Eu não conhecia essa incrível história da banda Milli Vanilli, formado por um dueto de artistas, e o filme já começa mostrando o único sobrevivente da banda, a ascensão e quedas meteóricas, de modo que não haverá exatamente surpresas. Mas espertamente a edição segura as pontas, e o filme é sobre o caminho a se percorrer até que a fraude da banda, por usar playbacks, seja posta a público, envolvendo produtores, empresários e outros artistas.
Claro que Milli Vanilli não entra sozinho neste rol, artistas como Britney Spears, Justin Bieber, Mariah Carey, tiveram seus momentos de playbacks postos à mídia, mas aqui a proporção foi gigante, e ainda tinha um Grammy atrapalhando o caminho. Os cantores não usaram apenas em apresentações ou de forma pontual: simplesmente todo o disco de estreia fora gravado com vozes de terceiros, e este mesmo disco rendeu-lhes um Grammy por artista Revelação de 1990.
Formado pelos cantores Fabrice Morvan e Rob Pilatus, a ascensão da Milli Vanilli começou em 1988, quando lançaram seu álbum de estreia "Girl You Know It's True". O álbum foi um grande sucesso, impulsionado por singles como "Girl You Know It's True", "Blame It on the Rain" e "Baby Don't Forget My Number". A imagem da banda era caracterizada por sua aparência moderna e danças coreografadas, o que os tornou populares no cenário musical da época. Tinham o apelo da dança e do estilo a seu favor, com suas imagens sendo devidamente exploradas.
A dupla, então, cruza com os produtores Frank Farian e Bernd Dietrich, que contrataram outros cantores para gravar as faixas do álbum que seriam lançados por Milli Vanilli. A questão é: ralmente impressiona que muitos figurões não sabiam disso, ou sabiam e faziam vista grossa?
Em um dos depoimentos, um deles já avisa: o que isso importa? Afinal, na música de massa se está consumindo um produto.
Esse debate é relevante hoje em dia à medida que vivemos a era dos DJs, que lançam singles cheios de efeitos especiais remasterizados, ou mesmo temos a presença da IA fazendo reviver cantores já mortos, como no caso de "Now and then" dos Beatles, lançada em novembro de 2023. Qual o papel, afinal, da autenticidade na arte?
O sociólogo Pierre Bourdieu, em suas reflexões sobre o campo cultural, argumenta que a autenticidade desempenha um papel crucial na legitimação simbólica das obras de arte. Ele sugere que as práticas culturais são marcadas por lutas simbólicas, nas quais os artistas buscam estabelecer a autenticidade de suas expressões como forma de obter reconhecimento social. No entanto, o debate sobre a autenticidade nas obras de arte também se conecta a questões de performance e performatividade. Judith Butler, influente teórica queer, argumenta que a autenticidade é uma construção performativa, onde os artistas, ao se engajarem em práticas artísticas, constantemente negociam e redefinem suas identidades perante seus públicos.

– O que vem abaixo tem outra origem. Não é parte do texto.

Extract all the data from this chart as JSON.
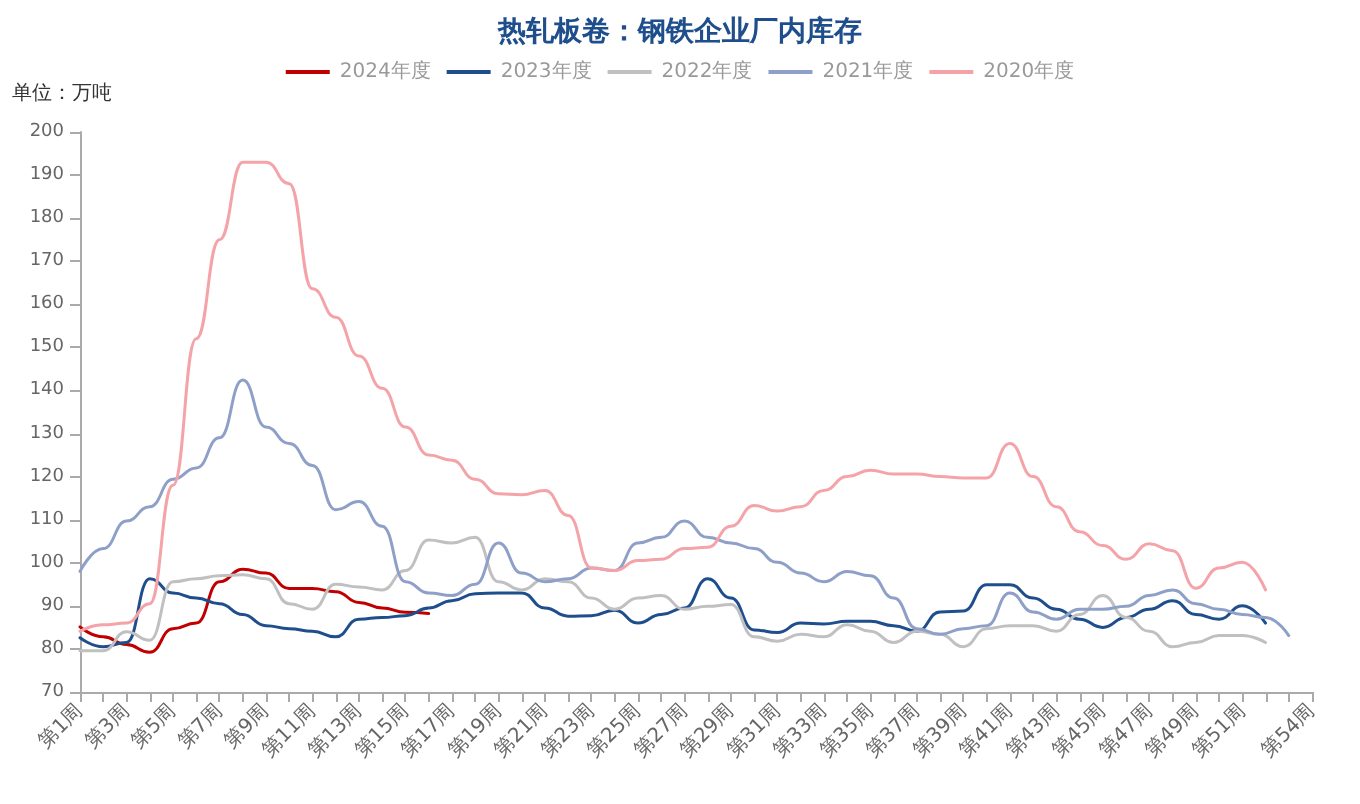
{
  "chart_data": {
    "type": "line",
    "title": "热轧板卷：钢铁企业厂内库存",
    "ylabel": "单位：万吨",
    "categories": [
      "第1周",
      null,
      "第3周",
      null,
      "第5周",
      null,
      "第7周",
      null,
      "第9周",
      null,
      "第11周",
      null,
      "第13周",
      null,
      "第15周",
      null,
      "第17周",
      null,
      "第19周",
      null,
      "第21周",
      null,
      "第23周",
      null,
      "第25周",
      null,
      "第27周",
      null,
      "第29周",
      null,
      "第31周",
      null,
      "第33周",
      null,
      "第35周",
      null,
      "第37周",
      null,
      "第39周",
      null,
      "第41周",
      null,
      "第43周",
      null,
      "第45周",
      null,
      "第47周",
      null,
      "第49周",
      null,
      "第51周",
      null,
      null,
      "第54周"
    ],
    "series": [
      {
        "name": "2024年度",
        "color": "#c00000",
        "values": [
          85.1,
          82.8,
          81,
          79.2,
          84.7,
          86,
          95.6,
          98.5,
          97.6,
          94,
          94,
          93.3,
          90.8,
          89.5,
          88.5,
          88.2,
          null,
          null,
          null,
          null,
          null,
          null,
          null,
          null,
          null,
          null,
          null,
          null,
          null,
          null,
          null,
          null,
          null,
          null,
          null,
          null,
          null,
          null,
          null,
          null,
          null,
          null,
          null,
          null,
          null,
          null,
          null,
          null,
          null,
          null,
          null,
          null,
          null,
          null
        ]
      },
      {
        "name": "2023年度",
        "color": "#1f4e8c",
        "values": [
          82.6,
          80.5,
          81.5,
          96.3,
          93,
          91.8,
          90.5,
          88,
          85.4,
          84.7,
          84.1,
          82.8,
          86.9,
          87.3,
          87.7,
          89.5,
          91.2,
          92.8,
          93,
          93,
          89.5,
          87.6,
          87.7,
          89,
          86,
          88,
          89.5,
          96.3,
          91.8,
          84.4,
          83.8,
          86,
          85.8,
          86.4,
          86.4,
          85.4,
          84.1,
          88.6,
          88.8,
          94.9,
          94.9,
          91.8,
          89.2,
          86.9,
          85,
          87.3,
          89.2,
          91.2,
          88,
          86.9,
          90,
          86,
          null,
          null
        ]
      },
      {
        "name": "2022年度",
        "color": "#c0c0c0",
        "values": [
          79.6,
          79.6,
          84,
          82,
          95.6,
          96.3,
          97,
          97.2,
          96.3,
          90.5,
          89.2,
          95,
          94.4,
          93.7,
          98.2,
          105.3,
          104.6,
          105.9,
          95.6,
          93.7,
          96.3,
          95.6,
          91.8,
          89.2,
          91.8,
          92.4,
          89.2,
          89.9,
          90.3,
          82.8,
          81.8,
          83.4,
          82.8,
          85.6,
          84.1,
          81.5,
          84.1,
          83.4,
          80.5,
          84.7,
          85.4,
          85.4,
          84.1,
          88,
          92.4,
          87.3,
          84.1,
          80.5,
          81.5,
          83.1,
          83.1,
          81.5,
          null,
          null
        ]
      },
      {
        "name": "2021年度",
        "color": "#8ea0c8",
        "values": [
          98,
          103.3,
          109.7,
          113,
          119.4,
          122,
          129,
          142.4,
          131.5,
          127.7,
          122.6,
          112.3,
          114.2,
          108.5,
          95.6,
          93,
          92.4,
          95,
          104.6,
          97.6,
          95.6,
          96.3,
          98.8,
          98.2,
          104.6,
          105.9,
          109.7,
          105.9,
          104.6,
          103.3,
          100.1,
          97.6,
          95.6,
          98,
          97,
          91.8,
          84.7,
          83.4,
          84.7,
          85.4,
          93,
          88.6,
          86.9,
          89.2,
          89.2,
          89.9,
          92.4,
          93.7,
          90.5,
          89.2,
          88,
          87.3,
          83.1,
          null
        ]
      },
      {
        "name": "2020年度",
        "color": "#f4a4a8",
        "values": [
          84.1,
          85.6,
          86,
          90.5,
          118,
          152,
          175,
          193,
          193,
          188,
          163.6,
          157,
          148,
          140.5,
          131.5,
          125,
          123.8,
          119.4,
          116,
          115.8,
          116.8,
          111,
          98.8,
          98.2,
          100.5,
          100.8,
          103.3,
          103.6,
          108.5,
          113.3,
          112,
          113,
          116.8,
          120,
          121.5,
          120.6,
          120.6,
          120,
          119.7,
          119.7,
          127.7,
          120,
          113,
          107.2,
          104,
          100.8,
          104.4,
          102.8,
          94.1,
          98.8,
          100.1,
          93.7,
          null,
          null
        ]
      }
    ],
    "ylim": [
      70,
      200
    ],
    "yticks": [
      70,
      80,
      90,
      100,
      110,
      120,
      130,
      140,
      150,
      160,
      170,
      180,
      190,
      200
    ],
    "legend": "top",
    "marker": "none",
    "line_style": "solid"
  }
}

O que Milli Vanilli fazia era isso: performance. Claro que há um limite do "ser autoral", e se aqui o limite fora claramente extrapolado, muitas vezes eles não ficam claros, como no uso de efeitos provocados pelas tecnologias. Walter Benjamin, por exemplo, introduziu o conceito de "aura" para descrever a autenticidade única e a presença que uma obra de arte original possui em comparação com suas reproduções. Ele argumenta que a reprodutibilidade técnica das obras de arte na era moderna diminui a aura, transformando a relação das pessoas com a arte. Se na cultura de massa se tende a perder a "aura", ao dissolver a singularidade do artista, por outro lado a arte é capaz de criar conexões e experiências. Afinal, o que se quer com a arte?
Ao abraçar a ideia de arte como experiência única, os apreciadores de arte e os críticos são incentivados a valorizar a autenticidade, a singularidade e a complexidade que cada obra de arte oferece. Essa perspectiva desafia as formas mais massificadas e reproduzíveis de apreciação artística, destacando a importância de se envolver profundamente com o momento presente e a singularidade de cada encontro com a arte. O caso de Milli Vanilli apenas expõe essa hipocrisia, e se por um lado extrapolam os limites do aceitável, por ouro lado mostra que ainda estamos em processo de construção e em busca do prazer artístico genuíno.